Awesome
RMem: Restricted Memory Banks Improve Video Object Segmentation
Junbao Zhou, Ziqi Pang, Yu-Xiong Wang
University of Illinois Urbana-Champaign
Abstract
With recent video object segmentation (VOS) benchmarks evolving to challenging scenarios, we revisit a simple but overlooked strategy: restricting the size of memory banks. This diverges from the prevalent practice of expanding memory banks to accommodate extensive historical information. Our specially designed "memory deciphering" study offers a pivotal insight underpinning such a strategy: expanding memory banks, while seemingly beneficial, actually increases the difficulty for VOS modules to decode relevant features due to the confusion from redundant information.
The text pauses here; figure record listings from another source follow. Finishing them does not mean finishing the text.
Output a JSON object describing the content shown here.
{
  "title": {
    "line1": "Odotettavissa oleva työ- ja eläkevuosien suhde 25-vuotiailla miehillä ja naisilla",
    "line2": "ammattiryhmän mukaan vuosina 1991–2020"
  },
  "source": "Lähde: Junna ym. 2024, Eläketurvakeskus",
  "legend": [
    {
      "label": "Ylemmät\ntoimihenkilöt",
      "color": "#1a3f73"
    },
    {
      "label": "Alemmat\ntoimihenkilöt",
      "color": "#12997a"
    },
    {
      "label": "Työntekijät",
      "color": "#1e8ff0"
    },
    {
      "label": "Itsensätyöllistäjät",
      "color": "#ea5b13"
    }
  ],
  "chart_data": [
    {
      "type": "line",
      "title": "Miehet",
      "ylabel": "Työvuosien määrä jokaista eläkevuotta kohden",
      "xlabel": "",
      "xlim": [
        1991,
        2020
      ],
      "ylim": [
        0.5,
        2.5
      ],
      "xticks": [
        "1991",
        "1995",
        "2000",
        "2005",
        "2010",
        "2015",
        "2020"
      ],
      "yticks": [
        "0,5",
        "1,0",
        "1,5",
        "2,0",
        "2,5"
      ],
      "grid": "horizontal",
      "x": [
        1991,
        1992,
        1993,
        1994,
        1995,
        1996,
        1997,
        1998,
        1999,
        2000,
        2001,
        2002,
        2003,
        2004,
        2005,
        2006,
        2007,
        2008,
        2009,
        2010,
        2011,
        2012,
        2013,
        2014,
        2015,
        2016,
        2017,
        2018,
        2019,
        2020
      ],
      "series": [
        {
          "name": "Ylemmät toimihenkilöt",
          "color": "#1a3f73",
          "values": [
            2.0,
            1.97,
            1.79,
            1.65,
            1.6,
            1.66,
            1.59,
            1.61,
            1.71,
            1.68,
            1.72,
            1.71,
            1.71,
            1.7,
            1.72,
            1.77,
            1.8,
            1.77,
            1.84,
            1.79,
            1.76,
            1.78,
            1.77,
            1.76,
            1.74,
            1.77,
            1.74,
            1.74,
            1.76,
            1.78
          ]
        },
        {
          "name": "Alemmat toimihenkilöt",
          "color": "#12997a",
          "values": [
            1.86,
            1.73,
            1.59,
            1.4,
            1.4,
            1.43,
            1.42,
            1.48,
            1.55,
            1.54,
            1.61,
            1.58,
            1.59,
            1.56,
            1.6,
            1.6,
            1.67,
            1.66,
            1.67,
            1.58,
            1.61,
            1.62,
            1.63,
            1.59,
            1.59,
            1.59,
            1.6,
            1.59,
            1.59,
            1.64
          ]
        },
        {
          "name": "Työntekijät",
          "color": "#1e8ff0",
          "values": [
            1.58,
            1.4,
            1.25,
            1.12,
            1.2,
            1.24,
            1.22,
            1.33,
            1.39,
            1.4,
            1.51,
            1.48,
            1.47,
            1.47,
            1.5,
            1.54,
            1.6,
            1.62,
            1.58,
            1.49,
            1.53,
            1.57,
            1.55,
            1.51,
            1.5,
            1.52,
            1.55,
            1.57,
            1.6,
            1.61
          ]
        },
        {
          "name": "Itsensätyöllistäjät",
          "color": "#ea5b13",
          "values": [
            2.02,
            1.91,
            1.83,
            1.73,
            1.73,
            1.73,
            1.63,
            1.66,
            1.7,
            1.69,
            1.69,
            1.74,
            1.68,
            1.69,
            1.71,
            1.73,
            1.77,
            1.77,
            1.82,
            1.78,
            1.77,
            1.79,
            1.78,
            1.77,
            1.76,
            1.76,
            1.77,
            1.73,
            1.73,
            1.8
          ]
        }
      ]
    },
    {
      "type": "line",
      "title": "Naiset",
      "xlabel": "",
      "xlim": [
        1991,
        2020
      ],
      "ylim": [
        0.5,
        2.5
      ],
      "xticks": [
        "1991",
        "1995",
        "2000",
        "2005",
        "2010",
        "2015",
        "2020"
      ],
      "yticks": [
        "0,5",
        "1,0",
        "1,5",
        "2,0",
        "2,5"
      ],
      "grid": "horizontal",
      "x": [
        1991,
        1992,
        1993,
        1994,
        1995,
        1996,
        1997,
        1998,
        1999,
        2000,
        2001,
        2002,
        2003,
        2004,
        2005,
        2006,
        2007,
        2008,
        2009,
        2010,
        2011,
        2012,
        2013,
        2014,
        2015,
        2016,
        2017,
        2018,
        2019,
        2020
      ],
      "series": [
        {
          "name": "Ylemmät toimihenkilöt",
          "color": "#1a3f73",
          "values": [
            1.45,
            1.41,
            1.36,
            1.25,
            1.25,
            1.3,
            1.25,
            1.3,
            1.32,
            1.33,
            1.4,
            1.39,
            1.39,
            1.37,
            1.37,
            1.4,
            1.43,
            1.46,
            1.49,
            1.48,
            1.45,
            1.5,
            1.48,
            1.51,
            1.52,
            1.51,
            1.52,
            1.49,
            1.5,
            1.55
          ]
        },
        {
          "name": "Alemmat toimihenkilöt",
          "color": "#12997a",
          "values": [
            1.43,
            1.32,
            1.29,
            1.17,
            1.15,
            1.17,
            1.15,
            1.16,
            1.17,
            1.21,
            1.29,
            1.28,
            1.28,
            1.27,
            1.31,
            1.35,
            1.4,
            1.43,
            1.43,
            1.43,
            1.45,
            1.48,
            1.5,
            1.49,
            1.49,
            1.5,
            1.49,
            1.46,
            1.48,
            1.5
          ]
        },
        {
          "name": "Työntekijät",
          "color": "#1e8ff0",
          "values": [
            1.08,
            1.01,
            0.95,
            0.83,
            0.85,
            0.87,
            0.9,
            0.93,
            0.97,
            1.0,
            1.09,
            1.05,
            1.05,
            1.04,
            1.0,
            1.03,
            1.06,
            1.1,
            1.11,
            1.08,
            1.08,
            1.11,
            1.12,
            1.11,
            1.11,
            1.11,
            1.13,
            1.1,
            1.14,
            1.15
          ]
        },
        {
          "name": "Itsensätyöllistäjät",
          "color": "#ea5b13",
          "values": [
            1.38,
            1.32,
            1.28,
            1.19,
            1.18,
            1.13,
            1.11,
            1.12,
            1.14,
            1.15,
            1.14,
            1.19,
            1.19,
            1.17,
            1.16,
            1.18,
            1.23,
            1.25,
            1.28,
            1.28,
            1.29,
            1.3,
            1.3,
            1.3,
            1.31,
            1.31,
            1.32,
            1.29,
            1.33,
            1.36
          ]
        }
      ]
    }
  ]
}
By restricting memory banks to a limited number of essential frames, we achieve a notable improvement in VOS accuracy. This process balances the importance and freshness of frames to maintain an informative memory bank within a bounded capacity. Additionally, restricted memory banks reduce the training-inference discrepancy in memory lengths compared with continuous expansion. This fosters new opportunities in temporal reasoning and enables us to introduce the previously overlooked "temporal positional embedding." Finally, our insights are embodied in "RMem" ("R" for restricted), a simple yet effective VOS modification that excels at challenging VOS scenarios and establishes new state of the art for object state changes (VOST dataset) and long videos (the Long Videos dataset).
Method Overview
- (a) RMem revisits restricting memory banks to enhance VOS, motivated by the insight from our pilot study.
- (b) To maintain an informative memory bank, we balance both the relevance and freshness of frames when updating the latest features.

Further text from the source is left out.